Solution 1:

Taking into consideration that my application targets Android 4.0 (API 14) and above, is the android.os.Build.SERIAL number for the android devices unique for each device ?

According to this useful article in the Android Developers blog, android.os.Build.SERIAL should be unique if it is available. From the article:

Devices without telephony are required to report a unique device ID here; some phones may do so also.

Does this mean that the serial number might not be available ?

Correct, it may not be available. Notice that they say "Devices without telephony are required...", so only devices without "telephony" (like wifi only tablets) are required to supply a SERIAL number, although some phones still do (like the Nexus 4).

Documentation is definitely lacking on this topic, but from the wording it's possible that only "devices without telephony" are required to submit a unique ID, while phones that do submit one might not be unique.
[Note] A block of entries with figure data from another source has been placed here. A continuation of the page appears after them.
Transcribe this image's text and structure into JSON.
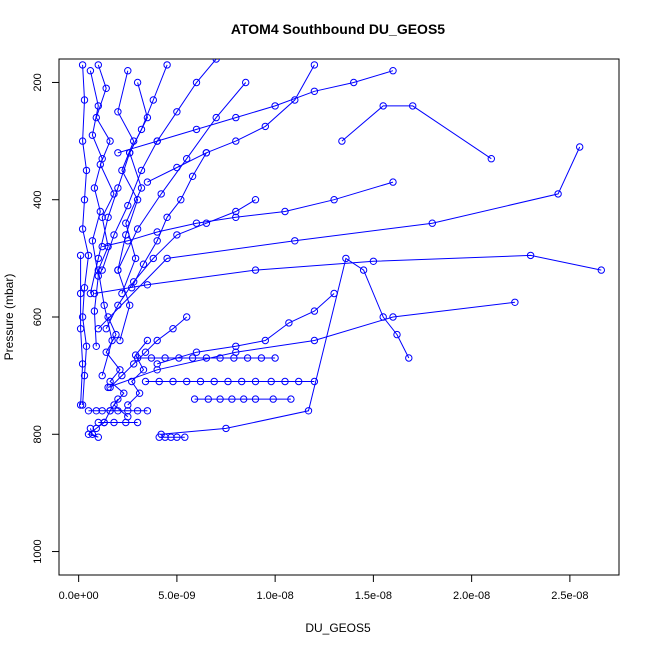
{
  "chart_data": {
    "type": "line",
    "title": "ATOM4 Southbound DU_GEOS5",
    "xlabel": "DU_GEOS5",
    "ylabel": "Pressure (mbar)",
    "xlim": [
      -1e-09,
      2.75e-08
    ],
    "ylim": [
      1040,
      160
    ],
    "y_reversed": true,
    "grid": false,
    "legend": "none",
    "x_ticks": [
      {
        "value": 0,
        "label": "0.0e+00"
      },
      {
        "value": 5e-09,
        "label": "5.0e-09"
      },
      {
        "value": 1e-08,
        "label": "1.0e-08"
      },
      {
        "value": 1.5e-08,
        "label": "1.5e-08"
      },
      {
        "value": 2e-08,
        "label": "2.0e-08"
      },
      {
        "value": 2.5e-08,
        "label": "2.5e-08"
      }
    ],
    "y_ticks": [
      {
        "value": 200,
        "label": "200"
      },
      {
        "value": 400,
        "label": "400"
      },
      {
        "value": 600,
        "label": "600"
      },
      {
        "value": 800,
        "label": "800"
      },
      {
        "value": 1000,
        "label": "1000"
      }
    ],
    "color": "#0000ff",
    "marker": "open-circle",
    "series": [
      {
        "x": [
          2.1e-08,
          1.7e-08,
          1.55e-08,
          1.34e-08
        ],
        "y": [
          330,
          240,
          240,
          300
        ]
      },
      {
        "x": [
          2.55e-08,
          2.44e-08,
          1.8e-08,
          1.1e-08,
          4.5e-09,
          1e-09
        ],
        "y": [
          310,
          390,
          440,
          470,
          500,
          620
        ]
      },
      {
        "x": [
          2.66e-08,
          2.3e-08,
          1.5e-08,
          9e-09,
          3.5e-09,
          8e-10
        ],
        "y": [
          520,
          495,
          505,
          520,
          545,
          560
        ]
      },
      {
        "x": [
          2.22e-08,
          1.6e-08,
          1.2e-08,
          8e-09,
          4e-09,
          1.5e-09
        ],
        "y": [
          575,
          600,
          640,
          660,
          690,
          720
        ]
      },
      {
        "x": [
          1.68e-08,
          1.62e-08,
          1.55e-08,
          1.45e-08,
          1.36e-08,
          1.17e-08,
          7.5e-09,
          4.2e-09
        ],
        "y": [
          670,
          630,
          600,
          520,
          500,
          760,
          790,
          800
        ]
      },
      {
        "x": [
          1.2e-08,
          1.12e-08,
          1.05e-08,
          9.8e-09,
          9e-09,
          8.3e-09,
          7.6e-09,
          6.9e-09,
          6.2e-09,
          5.5e-09,
          4.8e-09,
          4.1e-09,
          3.4e-09
        ],
        "y": [
          710,
          710,
          710,
          710,
          710,
          710,
          710,
          710,
          710,
          710,
          710,
          710,
          710
        ]
      },
      {
        "x": [
          1e-08,
          9.3e-09,
          8.6e-09,
          7.9e-09,
          7.2e-09,
          6.5e-09,
          5.8e-09,
          5.1e-09,
          4.4e-09,
          3.7e-09,
          3e-09
        ],
        "y": [
          670,
          670,
          670,
          670,
          670,
          670,
          670,
          670,
          670,
          670,
          670
        ]
      },
      {
        "x": [
          1.08e-08,
          9.9e-09,
          9e-09,
          8.4e-09,
          7.8e-09,
          7.2e-09,
          6.6e-09,
          5.9e-09
        ],
        "y": [
          740,
          740,
          740,
          740,
          740,
          740,
          740,
          740
        ]
      },
      {
        "x": [
          5.4e-09,
          5e-09,
          4.7e-09,
          4.4e-09,
          4.1e-09
        ],
        "y": [
          805,
          805,
          805,
          805,
          805
        ]
      },
      {
        "x": [
          1.6e-08,
          1.3e-08,
          1.05e-08,
          8e-09,
          6e-09,
          4e-09,
          2.5e-09,
          1.2e-09
        ],
        "y": [
          370,
          400,
          420,
          430,
          440,
          455,
          470,
          480
        ]
      },
      {
        "x": [
          1.2e-08,
          1.1e-08,
          9.5e-09,
          8e-09,
          6.5e-09,
          5e-09,
          3.5e-09
        ],
        "y": [
          170,
          230,
          275,
          300,
          320,
          345,
          370
        ]
      },
      {
        "x": [
          1.6e-08,
          1.4e-08,
          1.2e-08,
          1e-08,
          8e-09,
          6e-09,
          4e-09,
          2e-09
        ],
        "y": [
          180,
          200,
          215,
          240,
          260,
          280,
          300,
          320
        ]
      },
      {
        "x": [
          1.3e-08,
          1.2e-08,
          1.07e-08,
          9.5e-09,
          8e-09,
          6e-09,
          4e-09
        ],
        "y": [
          560,
          590,
          610,
          640,
          650,
          660,
          680
        ]
      },
      {
        "x": [
          2e-09,
          1.6e-09,
          1.3e-09,
          9e-10,
          5e-10,
          1e-09,
          7e-10,
          6e-10
        ],
        "y": [
          740,
          760,
          780,
          790,
          800,
          805,
          800,
          790
        ]
      },
      {
        "x": [
          3.5e-09,
          3e-09,
          2.5e-09,
          2e-09,
          1.6e-09,
          1.2e-09,
          9e-10,
          5e-10
        ],
        "y": [
          760,
          760,
          760,
          760,
          760,
          760,
          760,
          760
        ]
      },
      {
        "x": [
          3e-09,
          2.4e-09,
          1.8e-09,
          1.3e-09,
          1e-09
        ],
        "y": [
          780,
          780,
          780,
          780,
          780
        ]
      },
      {
        "x": [
          2e-10,
          3e-10,
          2e-10,
          4e-10,
          3e-10,
          2e-10,
          5e-10,
          3e-10,
          2e-10,
          4e-10,
          3e-10,
          2e-10
        ],
        "y": [
          170,
          230,
          300,
          350,
          400,
          450,
          495,
          550,
          600,
          650,
          700,
          750
        ]
      },
      {
        "x": [
          1e-09,
          1.4e-09,
          9e-10,
          1.6e-09,
          1.1e-09,
          1.8e-09,
          1.2e-09,
          1.5e-09,
          1e-09,
          1.3e-09,
          1.7e-09,
          1.2e-09
        ],
        "y": [
          170,
          210,
          260,
          300,
          340,
          390,
          430,
          480,
          520,
          580,
          640,
          700
        ]
      },
      {
        "x": [
          6e-10,
          1e-09,
          7e-10,
          1.2e-09,
          8e-10,
          1.1e-09,
          7e-10,
          1e-09,
          8e-10,
          9e-10
        ],
        "y": [
          180,
          240,
          290,
          330,
          380,
          420,
          470,
          530,
          590,
          650
        ]
      },
      {
        "x": [
          2.5e-09,
          2e-09,
          2.8e-09,
          2.2e-09,
          3e-09,
          2.4e-09,
          2e-09,
          2.6e-09,
          2.1e-09
        ],
        "y": [
          180,
          250,
          300,
          350,
          400,
          460,
          520,
          580,
          640
        ]
      },
      {
        "x": [
          4.5e-09,
          3.8e-09,
          3.2e-09,
          2.6e-09,
          2e-09,
          1.5e-09,
          1e-09,
          6e-10
        ],
        "y": [
          170,
          230,
          280,
          320,
          380,
          430,
          500,
          560
        ]
      },
      {
        "x": [
          7e-09,
          6e-09,
          5e-09,
          4e-09,
          3.2e-09,
          2.5e-09,
          1.8e-09,
          1.2e-09
        ],
        "y": [
          160,
          200,
          250,
          300,
          350,
          410,
          460,
          520
        ]
      },
      {
        "x": [
          9e-09,
          8e-09,
          6.5e-09,
          5e-09,
          3.8e-09,
          2.8e-09,
          2e-09,
          1.4e-09
        ],
        "y": [
          400,
          420,
          440,
          460,
          500,
          540,
          580,
          620
        ]
      },
      {
        "x": [
          5.5e-09,
          4.8e-09,
          4e-09,
          3.4e-09,
          2.8e-09,
          2.2e-09,
          1.6e-09
        ],
        "y": [
          600,
          620,
          640,
          660,
          680,
          700,
          720
        ]
      },
      {
        "x": [
          3e-09,
          3.5e-09,
          2.6e-09,
          3.2e-09,
          2.4e-09,
          2.9e-09,
          2.2e-09
        ],
        "y": [
          200,
          260,
          320,
          380,
          440,
          500,
          560
        ]
      },
      {
        "x": [
          6.5e-09,
          5.8e-09,
          5.2e-09,
          4.5e-09,
          4e-09,
          3.3e-09,
          2.7e-09
        ],
        "y": [
          320,
          360,
          400,
          430,
          470,
          510,
          550
        ]
      },
      {
        "x": [
          8.5e-09,
          7e-09,
          5.5e-09,
          4.2e-09,
          3e-09,
          2e-09
        ],
        "y": [
          200,
          260,
          330,
          390,
          450,
          520
        ]
      },
      {
        "x": [
          1.5e-09,
          1.9e-09,
          1.4e-09,
          2.1e-09,
          1.6e-09,
          2.3e-09,
          1.8e-09,
          2.5e-09
        ],
        "y": [
          600,
          630,
          660,
          690,
          710,
          730,
          750,
          770
        ]
      },
      {
        "x": [
          3.5e-09,
          2.9e-09,
          3.3e-09,
          2.7e-09,
          3.1e-09,
          2.5e-09
        ],
        "y": [
          640,
          665,
          690,
          710,
          730,
          750
        ]
      },
      {
        "x": [
          1e-10,
          1e-10,
          1e-10,
          2e-10,
          1e-10
        ],
        "y": [
          495,
          560,
          620,
          680,
          750
        ]
      }
    ]
  }
}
What could be another alternative that meets the conditions mentioned above ?

For your situation I think your best bet is to first check for a deviceId (IMEI, or what not) and if deviceId doesn't exist then you fallback to using android.os.Build.SERIAL (since this is probably a tablet) like so:

public static String getDeviceId(Context context) {
    final String deviceId = ((TelephonyManager) context.getSystemService(Context.TELEPHONY_SERVICE)).getDeviceId();
    if (deviceId != null) {
        return deviceId;
    } else {
        return android.os.Build.SERIAL;
    }
}

Keep in mind to use deviceId you need the permission android.permission.READ_PHONE_STATE.

So since your app's minSDK is 14, you can safely use the field android.os.Build.SERIAL. And if we assume that devices without telephony truly do always provide unique ids in SERIAL then I think this would be a safe bet on always getting a unique device id (bar any bugs of course).

Solution 2:

I personally use Secure.ANDROID_ID & Build.SERIAL to identify a phone:

androidId = Settings.Secure.getString(this.getContentResolver(), 
                Settings.Secure.ANDROID_ID) + Build.SERIAL;

They may have the same ANDROID_ID, they may not have a SERIAL. But the chance of both is low.

Solution 3:

You appear to have summarized the situation pretty well.

The serial number is intended to be unique for each device, but (this being Android) there are of course bugs that create exceptions, e.g. https://code.google.com/p/android/issues/detail?id=35193

As you point out, the docs suggest that this is intended to be a hardware serial number, but the way it is worded suggests that you shouldn't count on that. And don't mistake that for the device's actual serial number, i.e. the serial number printed on the back or on the box. As well, I believe it is much less widely used than android_id, so there could well be issues that are not reported.

I've seen it widely reported that the android_id is based on the serial number, but I believe that is not true - I recently observed that, on a tablet with the new multi-user capability, each user account gets its own android_id but the serial number is the same for both.

AFAIK 'another alternative' does not exist: your list is complete. The serial number is the closest thing to what you are after unless you are prepared to depend on wifi or bluetooth permissions.